If you had asked me a year ago if I’d ever self-publish, I would have given an emphatic “No.” At the time, I was busy at work on the draft of my second novel, and I was still caught up in the dream of landing an agent and a traditional publishing deal.
Now, I won’t lie: parts of those dreams still exist in me, but thanks to the digital revolution that’s taking place before all our eyes, I’m quite excited to be part of this venture. I don’t even cringe internally anymore when I tell people I’m going this route and that I’m self-publishing my work as eBooks.
That said, I’m aware of what some people — both fellow writers and readers — are thinking. Self-publishing is a last resort. Self-publishing means you couldn’t make it as a “real” writer. Most of the self-published stuff out there is crap. Blah, blah, blah. I don’t take it personally. How can I? I was one of the people thinking those same things not even nine months ago.
And here’s the dirty truth: a lot of crap is still being self-published. I mean “crap” in a totally objective way. In other words, the author doesn’t have the piece professionally edited (your mom and BFF don’t count, unless they’re editors in real life), resulting in numerous mistakes in punctuation and grammar. And the author hasn’t received sufficient feedback from beta readers on the story itself.
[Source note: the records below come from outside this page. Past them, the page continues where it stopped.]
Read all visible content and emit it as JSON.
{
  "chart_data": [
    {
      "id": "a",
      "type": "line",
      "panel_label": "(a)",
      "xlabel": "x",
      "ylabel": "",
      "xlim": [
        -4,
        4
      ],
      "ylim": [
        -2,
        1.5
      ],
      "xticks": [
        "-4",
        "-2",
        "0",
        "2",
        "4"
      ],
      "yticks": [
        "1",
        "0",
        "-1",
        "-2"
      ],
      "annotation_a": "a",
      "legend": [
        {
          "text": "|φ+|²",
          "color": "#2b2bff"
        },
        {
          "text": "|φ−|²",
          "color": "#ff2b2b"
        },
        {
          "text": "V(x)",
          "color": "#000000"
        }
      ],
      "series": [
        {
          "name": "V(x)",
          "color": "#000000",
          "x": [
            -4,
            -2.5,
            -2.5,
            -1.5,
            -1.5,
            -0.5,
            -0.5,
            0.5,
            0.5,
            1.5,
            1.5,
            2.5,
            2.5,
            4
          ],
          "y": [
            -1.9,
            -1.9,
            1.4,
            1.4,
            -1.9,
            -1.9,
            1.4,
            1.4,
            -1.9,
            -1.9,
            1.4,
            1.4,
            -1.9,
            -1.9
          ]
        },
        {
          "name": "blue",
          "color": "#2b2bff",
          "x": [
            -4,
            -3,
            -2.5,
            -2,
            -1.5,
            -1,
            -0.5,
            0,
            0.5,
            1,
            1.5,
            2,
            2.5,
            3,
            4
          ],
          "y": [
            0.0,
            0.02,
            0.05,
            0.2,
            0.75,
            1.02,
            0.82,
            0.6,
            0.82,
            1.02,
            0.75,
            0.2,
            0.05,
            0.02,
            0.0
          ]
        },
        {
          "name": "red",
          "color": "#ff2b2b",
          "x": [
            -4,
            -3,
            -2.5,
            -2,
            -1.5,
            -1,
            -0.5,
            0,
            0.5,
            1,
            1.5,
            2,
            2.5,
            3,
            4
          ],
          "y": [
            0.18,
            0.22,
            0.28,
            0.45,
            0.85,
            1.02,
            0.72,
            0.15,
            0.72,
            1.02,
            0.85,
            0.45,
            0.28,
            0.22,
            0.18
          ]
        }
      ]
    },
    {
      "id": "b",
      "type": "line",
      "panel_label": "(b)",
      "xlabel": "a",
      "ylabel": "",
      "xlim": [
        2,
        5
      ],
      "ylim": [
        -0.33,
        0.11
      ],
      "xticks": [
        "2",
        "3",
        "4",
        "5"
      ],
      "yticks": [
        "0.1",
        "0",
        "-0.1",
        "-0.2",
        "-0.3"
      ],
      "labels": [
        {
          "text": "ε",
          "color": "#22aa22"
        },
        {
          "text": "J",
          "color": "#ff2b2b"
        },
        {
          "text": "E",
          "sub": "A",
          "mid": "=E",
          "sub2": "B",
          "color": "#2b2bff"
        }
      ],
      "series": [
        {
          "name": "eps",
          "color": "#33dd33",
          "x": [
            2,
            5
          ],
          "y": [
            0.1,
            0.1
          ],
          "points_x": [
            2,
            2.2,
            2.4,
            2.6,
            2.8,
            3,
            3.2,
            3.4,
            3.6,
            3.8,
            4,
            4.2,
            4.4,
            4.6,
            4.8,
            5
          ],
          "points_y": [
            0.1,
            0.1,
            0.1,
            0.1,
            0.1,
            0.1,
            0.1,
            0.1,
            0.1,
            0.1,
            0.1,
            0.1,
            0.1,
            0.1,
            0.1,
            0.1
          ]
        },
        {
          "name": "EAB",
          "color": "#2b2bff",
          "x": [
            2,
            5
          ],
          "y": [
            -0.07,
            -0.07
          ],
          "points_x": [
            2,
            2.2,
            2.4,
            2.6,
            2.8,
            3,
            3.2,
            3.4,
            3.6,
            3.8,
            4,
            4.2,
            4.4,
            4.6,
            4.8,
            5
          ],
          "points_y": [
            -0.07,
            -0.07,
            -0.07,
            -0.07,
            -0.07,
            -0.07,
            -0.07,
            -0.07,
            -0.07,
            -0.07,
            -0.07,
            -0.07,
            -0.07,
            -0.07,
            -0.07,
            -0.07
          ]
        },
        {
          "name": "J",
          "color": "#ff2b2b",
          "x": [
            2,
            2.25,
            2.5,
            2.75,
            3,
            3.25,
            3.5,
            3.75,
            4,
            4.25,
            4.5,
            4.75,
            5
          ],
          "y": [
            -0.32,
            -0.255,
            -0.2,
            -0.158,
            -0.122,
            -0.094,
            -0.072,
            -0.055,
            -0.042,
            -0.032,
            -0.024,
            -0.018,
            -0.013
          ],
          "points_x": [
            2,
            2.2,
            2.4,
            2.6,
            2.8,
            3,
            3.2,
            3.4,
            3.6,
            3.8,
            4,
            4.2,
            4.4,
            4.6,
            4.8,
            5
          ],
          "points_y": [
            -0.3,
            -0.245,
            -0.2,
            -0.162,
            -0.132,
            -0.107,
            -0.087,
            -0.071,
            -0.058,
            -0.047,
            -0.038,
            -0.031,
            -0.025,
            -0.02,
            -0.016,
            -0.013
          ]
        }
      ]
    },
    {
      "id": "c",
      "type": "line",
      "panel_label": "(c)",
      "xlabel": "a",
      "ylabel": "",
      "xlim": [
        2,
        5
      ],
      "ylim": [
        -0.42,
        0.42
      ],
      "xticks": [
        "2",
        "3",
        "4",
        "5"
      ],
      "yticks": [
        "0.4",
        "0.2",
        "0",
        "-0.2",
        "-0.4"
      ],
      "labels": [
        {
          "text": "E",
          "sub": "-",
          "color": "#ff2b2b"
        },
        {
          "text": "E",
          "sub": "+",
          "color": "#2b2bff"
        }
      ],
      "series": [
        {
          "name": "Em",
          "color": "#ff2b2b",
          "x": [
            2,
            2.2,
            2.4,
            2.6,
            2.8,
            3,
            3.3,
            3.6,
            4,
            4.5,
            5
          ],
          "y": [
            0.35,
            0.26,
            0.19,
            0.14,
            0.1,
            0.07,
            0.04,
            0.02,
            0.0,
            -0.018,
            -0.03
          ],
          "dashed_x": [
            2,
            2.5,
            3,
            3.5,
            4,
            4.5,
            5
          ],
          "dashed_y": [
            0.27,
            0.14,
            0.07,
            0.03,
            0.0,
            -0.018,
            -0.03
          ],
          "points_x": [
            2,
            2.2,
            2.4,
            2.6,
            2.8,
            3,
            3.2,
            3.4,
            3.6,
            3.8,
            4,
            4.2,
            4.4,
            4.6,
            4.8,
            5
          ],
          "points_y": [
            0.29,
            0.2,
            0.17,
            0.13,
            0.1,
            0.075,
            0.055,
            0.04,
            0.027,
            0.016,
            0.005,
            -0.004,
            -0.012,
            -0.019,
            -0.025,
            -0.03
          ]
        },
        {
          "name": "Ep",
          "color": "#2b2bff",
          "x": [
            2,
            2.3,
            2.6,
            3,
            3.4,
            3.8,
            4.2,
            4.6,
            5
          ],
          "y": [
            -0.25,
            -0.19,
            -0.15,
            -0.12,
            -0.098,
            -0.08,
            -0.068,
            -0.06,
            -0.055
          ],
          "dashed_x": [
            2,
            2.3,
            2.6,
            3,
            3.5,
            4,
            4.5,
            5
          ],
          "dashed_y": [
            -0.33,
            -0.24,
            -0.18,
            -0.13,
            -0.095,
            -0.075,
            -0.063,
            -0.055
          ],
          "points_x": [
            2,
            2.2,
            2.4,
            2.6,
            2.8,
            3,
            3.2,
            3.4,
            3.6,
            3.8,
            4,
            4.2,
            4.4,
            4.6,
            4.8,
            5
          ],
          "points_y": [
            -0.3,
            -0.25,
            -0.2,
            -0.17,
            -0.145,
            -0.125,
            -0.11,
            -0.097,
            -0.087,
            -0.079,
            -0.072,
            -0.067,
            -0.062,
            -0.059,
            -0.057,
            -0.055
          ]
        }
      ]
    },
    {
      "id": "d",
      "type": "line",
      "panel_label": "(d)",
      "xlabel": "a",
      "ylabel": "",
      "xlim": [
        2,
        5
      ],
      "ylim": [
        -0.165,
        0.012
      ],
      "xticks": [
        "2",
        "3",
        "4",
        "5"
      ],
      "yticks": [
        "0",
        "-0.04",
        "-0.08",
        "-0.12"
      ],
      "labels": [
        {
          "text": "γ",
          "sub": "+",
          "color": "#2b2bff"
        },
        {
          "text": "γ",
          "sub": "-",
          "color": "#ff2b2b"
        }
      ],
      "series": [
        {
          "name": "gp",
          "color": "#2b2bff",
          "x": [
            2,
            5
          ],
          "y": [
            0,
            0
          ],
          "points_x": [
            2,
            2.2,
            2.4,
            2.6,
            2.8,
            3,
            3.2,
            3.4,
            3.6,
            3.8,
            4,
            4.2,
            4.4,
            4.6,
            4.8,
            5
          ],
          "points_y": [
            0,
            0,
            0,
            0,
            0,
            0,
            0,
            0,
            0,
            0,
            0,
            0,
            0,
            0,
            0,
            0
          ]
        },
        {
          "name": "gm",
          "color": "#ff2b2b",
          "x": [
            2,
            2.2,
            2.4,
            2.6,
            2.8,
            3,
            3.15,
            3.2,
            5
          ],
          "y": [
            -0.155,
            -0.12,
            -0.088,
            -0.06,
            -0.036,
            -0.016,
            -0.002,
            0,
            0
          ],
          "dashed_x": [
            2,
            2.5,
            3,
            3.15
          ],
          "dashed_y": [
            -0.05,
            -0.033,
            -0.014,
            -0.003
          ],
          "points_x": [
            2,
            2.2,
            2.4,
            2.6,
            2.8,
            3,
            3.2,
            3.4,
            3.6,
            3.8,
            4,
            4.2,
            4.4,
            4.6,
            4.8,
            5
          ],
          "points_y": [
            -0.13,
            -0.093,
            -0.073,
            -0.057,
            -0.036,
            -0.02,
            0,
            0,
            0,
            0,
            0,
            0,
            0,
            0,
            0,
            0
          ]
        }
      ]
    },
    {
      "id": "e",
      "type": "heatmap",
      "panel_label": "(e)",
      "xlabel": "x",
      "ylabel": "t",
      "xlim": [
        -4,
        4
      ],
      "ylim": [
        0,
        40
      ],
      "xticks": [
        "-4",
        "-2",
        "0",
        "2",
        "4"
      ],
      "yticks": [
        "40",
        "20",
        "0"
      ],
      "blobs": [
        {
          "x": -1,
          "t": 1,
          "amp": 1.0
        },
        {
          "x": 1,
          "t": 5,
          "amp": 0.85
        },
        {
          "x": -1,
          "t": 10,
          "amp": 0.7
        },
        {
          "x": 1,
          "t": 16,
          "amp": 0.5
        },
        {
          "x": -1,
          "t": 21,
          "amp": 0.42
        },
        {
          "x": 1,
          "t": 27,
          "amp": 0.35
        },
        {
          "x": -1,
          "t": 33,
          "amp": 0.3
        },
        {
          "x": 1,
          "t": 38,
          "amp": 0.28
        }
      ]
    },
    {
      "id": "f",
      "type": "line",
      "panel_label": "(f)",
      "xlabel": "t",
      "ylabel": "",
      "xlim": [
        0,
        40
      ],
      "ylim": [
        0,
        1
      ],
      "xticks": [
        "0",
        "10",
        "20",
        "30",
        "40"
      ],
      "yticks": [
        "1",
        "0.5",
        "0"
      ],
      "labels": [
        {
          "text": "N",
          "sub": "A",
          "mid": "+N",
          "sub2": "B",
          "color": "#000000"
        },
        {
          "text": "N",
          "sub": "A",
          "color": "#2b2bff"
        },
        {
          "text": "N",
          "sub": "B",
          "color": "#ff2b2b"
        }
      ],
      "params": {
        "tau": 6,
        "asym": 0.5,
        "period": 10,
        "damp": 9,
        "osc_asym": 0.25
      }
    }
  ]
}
I think we indie writers have an important task at a pivotal moment in this revolution: we MUST be committed to putting out quality work, even more so than traditionally published authors, just by virtue of the fact that we self-publish, which, in essence, screams, “I feel strongly in this work and think it’s ready for prime time.”
Rushing something to market just because we can doesn’t mean we should (this isn’t an original thought, by the way). Unfortunately, those who do are the ones who really give self-publishing a bad name (and it’s the main reason I avoided it for so long). Thanks to people like Joe Konrath and Amanda Hocking and so many other serious writers who take pride in the quality of their work, that’s changing.
But we ALL must adhere to this first commandment in the indie writer credo: do no harm; put out the best work possible no matter what. And yeah, that might mean postponing the release or taking a step back to review the work one more time. Just to make sure. Do it (I’m doing it too). It will be worth it in the end. And maybe — just maybe — we can dismantle that ugly indie writer stereotype for good.
Indie writers, what do you think? Should this be the first commandment or can you think of something more important?